Wie viel der Seltenen-Erden-Verarbeitung kontrolliert China?

China kontrolliert rund 90 % der globalen Seltenen-Erden-Verarbeitung, 80 % des Wolframs und 60 % des Antimons. Dieser Anteil könnte bis 2035 auf 80–90 % bei der Seltenen-Erden-Raffination steigen.

Was ist FORGE und wie funktioniert es?

FORGE (Forum on Resource Geostrategic Engagement) ist eine 54 Nationen umfassende plurilaterale Allianz, die im Februar 2026 gegründet wurde. Sie schafft eine präferenzielle Handels- und Investitionszone für kritische Mineralien mit koordinierten Preisuntergrenzen, die durch anpassbare Zölle durchgesetzt werden, um Chinas Marktmanipulation entgegenzuwirken.

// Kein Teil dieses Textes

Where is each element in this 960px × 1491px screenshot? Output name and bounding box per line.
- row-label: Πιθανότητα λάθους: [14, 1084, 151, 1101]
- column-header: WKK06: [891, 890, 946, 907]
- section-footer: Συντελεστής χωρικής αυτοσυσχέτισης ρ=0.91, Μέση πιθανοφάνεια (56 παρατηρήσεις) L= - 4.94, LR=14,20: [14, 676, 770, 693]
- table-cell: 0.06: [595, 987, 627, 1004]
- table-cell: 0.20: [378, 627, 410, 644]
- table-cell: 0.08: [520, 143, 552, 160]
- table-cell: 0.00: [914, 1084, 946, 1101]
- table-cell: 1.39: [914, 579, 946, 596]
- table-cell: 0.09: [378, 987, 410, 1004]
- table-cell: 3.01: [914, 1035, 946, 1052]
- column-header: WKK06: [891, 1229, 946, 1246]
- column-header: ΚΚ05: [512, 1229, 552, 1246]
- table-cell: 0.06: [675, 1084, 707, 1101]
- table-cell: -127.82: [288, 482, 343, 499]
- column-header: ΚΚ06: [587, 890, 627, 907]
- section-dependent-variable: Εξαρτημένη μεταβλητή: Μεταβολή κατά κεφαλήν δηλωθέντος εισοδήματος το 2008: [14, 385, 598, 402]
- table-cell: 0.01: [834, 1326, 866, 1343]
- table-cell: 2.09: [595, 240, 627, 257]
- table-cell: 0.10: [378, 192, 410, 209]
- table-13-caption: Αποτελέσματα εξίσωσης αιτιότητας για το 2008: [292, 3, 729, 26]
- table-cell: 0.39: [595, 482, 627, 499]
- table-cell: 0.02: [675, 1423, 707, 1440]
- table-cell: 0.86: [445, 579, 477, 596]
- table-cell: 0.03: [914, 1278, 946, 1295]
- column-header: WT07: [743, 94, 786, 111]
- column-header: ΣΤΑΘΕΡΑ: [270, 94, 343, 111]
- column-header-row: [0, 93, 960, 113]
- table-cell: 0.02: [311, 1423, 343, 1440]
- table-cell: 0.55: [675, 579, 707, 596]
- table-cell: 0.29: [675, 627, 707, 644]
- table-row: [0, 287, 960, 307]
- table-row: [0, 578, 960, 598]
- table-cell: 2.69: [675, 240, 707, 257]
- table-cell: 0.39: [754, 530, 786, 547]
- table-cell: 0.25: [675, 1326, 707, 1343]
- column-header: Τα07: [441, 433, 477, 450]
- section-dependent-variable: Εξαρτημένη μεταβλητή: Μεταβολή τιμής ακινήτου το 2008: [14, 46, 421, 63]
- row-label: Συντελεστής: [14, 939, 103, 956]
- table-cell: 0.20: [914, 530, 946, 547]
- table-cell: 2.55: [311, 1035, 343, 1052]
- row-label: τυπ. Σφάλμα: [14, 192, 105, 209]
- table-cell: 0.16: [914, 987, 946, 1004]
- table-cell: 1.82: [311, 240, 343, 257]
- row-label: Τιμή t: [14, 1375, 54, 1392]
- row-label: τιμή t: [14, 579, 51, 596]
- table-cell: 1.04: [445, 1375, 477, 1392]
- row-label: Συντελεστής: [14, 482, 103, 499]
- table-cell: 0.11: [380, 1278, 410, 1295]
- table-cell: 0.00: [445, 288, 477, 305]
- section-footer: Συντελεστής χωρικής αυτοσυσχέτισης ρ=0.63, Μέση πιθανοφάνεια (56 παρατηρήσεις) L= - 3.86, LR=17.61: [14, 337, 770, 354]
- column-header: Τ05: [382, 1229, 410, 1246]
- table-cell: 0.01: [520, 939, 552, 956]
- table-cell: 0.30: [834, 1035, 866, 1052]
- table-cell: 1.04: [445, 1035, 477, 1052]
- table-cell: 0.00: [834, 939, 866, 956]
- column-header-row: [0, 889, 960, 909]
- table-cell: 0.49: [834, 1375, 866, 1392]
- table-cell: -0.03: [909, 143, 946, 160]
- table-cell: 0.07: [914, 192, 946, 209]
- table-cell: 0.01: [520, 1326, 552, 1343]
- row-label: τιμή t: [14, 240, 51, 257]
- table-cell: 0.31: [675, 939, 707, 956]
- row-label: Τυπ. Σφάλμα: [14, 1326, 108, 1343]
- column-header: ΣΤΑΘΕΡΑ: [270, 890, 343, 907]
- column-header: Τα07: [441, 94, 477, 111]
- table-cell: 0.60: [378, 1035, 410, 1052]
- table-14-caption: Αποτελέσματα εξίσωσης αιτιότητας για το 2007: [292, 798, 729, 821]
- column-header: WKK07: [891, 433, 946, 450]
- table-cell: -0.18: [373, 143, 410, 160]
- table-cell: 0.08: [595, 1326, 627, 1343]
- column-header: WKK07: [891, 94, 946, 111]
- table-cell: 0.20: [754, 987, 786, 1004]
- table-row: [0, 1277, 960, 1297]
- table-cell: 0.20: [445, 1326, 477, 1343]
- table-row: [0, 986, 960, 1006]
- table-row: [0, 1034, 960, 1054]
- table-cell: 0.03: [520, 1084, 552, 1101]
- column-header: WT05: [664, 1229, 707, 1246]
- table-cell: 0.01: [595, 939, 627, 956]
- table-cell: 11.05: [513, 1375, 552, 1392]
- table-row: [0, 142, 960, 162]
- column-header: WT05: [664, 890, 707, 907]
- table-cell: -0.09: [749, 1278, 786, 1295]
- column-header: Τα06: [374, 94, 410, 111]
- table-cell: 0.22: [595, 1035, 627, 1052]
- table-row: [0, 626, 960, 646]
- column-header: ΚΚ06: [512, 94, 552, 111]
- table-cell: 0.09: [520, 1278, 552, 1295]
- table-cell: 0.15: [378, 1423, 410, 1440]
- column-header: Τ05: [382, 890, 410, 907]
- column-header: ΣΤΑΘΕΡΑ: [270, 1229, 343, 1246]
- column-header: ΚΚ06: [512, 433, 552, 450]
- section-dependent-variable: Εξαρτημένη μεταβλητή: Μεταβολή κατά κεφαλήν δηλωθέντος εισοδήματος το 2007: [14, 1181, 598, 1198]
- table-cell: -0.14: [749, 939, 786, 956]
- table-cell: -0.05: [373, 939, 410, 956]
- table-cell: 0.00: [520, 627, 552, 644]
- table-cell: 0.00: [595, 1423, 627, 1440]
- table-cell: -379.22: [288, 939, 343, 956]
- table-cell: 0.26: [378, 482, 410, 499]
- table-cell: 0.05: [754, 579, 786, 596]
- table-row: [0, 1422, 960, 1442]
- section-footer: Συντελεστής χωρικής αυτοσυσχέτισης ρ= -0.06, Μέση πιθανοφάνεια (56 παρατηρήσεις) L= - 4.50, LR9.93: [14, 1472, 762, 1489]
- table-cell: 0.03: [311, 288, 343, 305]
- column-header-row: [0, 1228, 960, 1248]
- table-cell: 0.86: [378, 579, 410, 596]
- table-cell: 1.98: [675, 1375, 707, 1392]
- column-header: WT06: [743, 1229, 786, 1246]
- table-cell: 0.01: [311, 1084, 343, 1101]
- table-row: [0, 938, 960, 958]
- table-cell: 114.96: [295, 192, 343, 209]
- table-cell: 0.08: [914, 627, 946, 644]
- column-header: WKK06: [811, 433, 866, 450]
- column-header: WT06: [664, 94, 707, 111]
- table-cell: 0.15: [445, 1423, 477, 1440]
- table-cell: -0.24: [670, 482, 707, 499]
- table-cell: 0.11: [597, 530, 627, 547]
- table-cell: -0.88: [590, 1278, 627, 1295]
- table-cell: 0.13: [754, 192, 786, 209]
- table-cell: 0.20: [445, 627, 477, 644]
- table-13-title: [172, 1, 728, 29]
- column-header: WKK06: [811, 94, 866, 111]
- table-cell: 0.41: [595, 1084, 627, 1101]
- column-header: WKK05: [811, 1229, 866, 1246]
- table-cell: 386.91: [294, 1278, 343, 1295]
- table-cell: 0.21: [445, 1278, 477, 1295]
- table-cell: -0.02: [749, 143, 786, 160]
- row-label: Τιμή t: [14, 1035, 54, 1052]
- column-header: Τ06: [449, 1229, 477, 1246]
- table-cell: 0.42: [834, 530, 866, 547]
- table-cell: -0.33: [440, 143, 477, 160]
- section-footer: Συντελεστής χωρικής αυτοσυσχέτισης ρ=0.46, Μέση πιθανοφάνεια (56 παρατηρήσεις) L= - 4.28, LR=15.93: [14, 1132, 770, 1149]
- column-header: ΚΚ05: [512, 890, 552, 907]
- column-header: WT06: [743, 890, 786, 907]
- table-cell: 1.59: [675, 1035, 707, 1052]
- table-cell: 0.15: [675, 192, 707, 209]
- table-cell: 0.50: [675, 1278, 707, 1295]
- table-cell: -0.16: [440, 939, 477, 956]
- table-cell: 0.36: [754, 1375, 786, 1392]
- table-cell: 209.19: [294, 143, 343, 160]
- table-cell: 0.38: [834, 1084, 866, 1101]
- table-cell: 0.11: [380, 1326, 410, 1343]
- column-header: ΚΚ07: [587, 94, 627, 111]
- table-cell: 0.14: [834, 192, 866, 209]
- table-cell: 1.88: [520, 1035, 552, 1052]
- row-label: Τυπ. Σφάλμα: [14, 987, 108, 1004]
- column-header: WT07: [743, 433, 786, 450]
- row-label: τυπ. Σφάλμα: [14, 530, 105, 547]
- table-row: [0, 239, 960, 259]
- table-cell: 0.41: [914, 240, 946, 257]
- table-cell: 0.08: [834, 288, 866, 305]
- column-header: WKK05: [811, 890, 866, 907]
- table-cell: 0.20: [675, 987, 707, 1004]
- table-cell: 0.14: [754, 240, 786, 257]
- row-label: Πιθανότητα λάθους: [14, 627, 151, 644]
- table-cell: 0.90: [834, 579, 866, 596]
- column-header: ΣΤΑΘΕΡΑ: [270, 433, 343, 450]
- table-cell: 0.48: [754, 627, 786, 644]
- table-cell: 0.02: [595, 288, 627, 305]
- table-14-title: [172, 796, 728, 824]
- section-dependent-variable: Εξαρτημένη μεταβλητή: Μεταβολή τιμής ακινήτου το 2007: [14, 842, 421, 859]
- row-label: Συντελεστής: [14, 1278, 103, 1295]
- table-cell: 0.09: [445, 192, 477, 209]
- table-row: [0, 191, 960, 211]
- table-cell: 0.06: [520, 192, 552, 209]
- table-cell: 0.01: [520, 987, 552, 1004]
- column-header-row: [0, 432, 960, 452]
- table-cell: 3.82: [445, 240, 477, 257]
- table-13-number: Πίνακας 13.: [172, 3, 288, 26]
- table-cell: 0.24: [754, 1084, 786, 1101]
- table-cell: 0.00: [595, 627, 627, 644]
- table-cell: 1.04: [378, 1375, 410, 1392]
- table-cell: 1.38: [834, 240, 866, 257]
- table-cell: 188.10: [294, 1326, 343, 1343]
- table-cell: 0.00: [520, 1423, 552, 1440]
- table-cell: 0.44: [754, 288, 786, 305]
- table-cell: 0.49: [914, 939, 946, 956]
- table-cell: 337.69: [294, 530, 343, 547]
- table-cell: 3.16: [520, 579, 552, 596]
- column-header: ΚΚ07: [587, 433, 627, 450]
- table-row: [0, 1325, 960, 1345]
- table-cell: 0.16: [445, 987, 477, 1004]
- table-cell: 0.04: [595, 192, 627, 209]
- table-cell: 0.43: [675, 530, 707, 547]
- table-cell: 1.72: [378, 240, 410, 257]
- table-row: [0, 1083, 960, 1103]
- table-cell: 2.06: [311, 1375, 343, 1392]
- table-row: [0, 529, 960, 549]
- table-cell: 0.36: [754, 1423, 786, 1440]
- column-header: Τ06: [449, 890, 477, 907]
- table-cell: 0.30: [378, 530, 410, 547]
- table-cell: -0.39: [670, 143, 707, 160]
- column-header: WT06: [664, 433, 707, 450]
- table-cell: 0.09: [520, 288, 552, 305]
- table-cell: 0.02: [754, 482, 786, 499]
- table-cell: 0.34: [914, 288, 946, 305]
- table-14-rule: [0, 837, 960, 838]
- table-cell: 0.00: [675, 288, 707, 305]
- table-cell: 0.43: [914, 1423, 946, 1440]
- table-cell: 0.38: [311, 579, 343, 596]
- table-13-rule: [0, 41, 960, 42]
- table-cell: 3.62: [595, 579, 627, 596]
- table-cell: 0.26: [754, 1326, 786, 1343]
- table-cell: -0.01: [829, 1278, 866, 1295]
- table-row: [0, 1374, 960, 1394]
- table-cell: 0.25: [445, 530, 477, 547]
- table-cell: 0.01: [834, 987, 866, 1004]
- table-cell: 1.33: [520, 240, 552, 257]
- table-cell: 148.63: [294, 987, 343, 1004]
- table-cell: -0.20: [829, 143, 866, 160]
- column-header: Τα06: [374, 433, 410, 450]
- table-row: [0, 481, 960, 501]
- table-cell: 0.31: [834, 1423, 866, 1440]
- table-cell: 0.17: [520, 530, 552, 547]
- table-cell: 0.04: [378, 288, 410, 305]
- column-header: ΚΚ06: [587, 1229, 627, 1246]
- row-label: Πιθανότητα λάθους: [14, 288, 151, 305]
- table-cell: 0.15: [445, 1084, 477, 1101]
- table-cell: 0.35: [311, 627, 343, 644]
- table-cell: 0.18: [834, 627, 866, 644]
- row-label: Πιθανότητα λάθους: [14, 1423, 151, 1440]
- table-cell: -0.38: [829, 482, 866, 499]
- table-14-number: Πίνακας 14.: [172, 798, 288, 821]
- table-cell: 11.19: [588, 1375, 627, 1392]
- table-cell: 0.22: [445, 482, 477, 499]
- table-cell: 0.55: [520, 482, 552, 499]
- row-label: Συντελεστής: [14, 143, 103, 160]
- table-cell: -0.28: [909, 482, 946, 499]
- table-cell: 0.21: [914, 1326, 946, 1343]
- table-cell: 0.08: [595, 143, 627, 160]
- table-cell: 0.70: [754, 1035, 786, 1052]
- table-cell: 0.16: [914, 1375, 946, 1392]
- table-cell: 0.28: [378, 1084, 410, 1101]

Wie viel investieren die USA in kritische Mineralien?

Die USA haben über 30 Mrd. USD an Finanzierung und Unterstützung für strategische Mineralienprojekte mobilisiert, darunter 10 Mrd. USD durch die EXIM-Bank für Project Vault und bilaterale Rahmenwerke mit 21 Partnerländern.

Was tut die EU zur Sicherung kritischer Mineralien?

Die EU wählte 60 strategische Projekte unter dem CRMA aus, startete den ReSourceEU-Aktionsplan (3 Mrd. EUR) und richtet ein Europäisches Zentrum für kritische Rohstoffe für gemeinsame Einkäufe und Vorratshaltung ein. Exportbeschränkungen für Schrottmagnete und Batterieabfälle werden umgesetzt.

Schlussfolgerung: Ein sich verengendes Zeitfenster

Die USA und EU haben ehrgeizige Rahmenwerke gestartet, aber der Wiederaufbau unabhängiger Verarbeitungskapazitäten dauert Jahrzehnte. Chinas 15. Fünfjahresplan vertieft den strategischen Vorteil. Das Zeitfenster für westliche Nationen, entschlossen zu handeln, beträgt vielleicht nur 12–18 Monate. Der Ausgang dieses Wettbewerbs wird nicht nur die Energiewende und KI-Revolution prägen, sondern auch die geopolitische Ordnung für Jahrzehnte.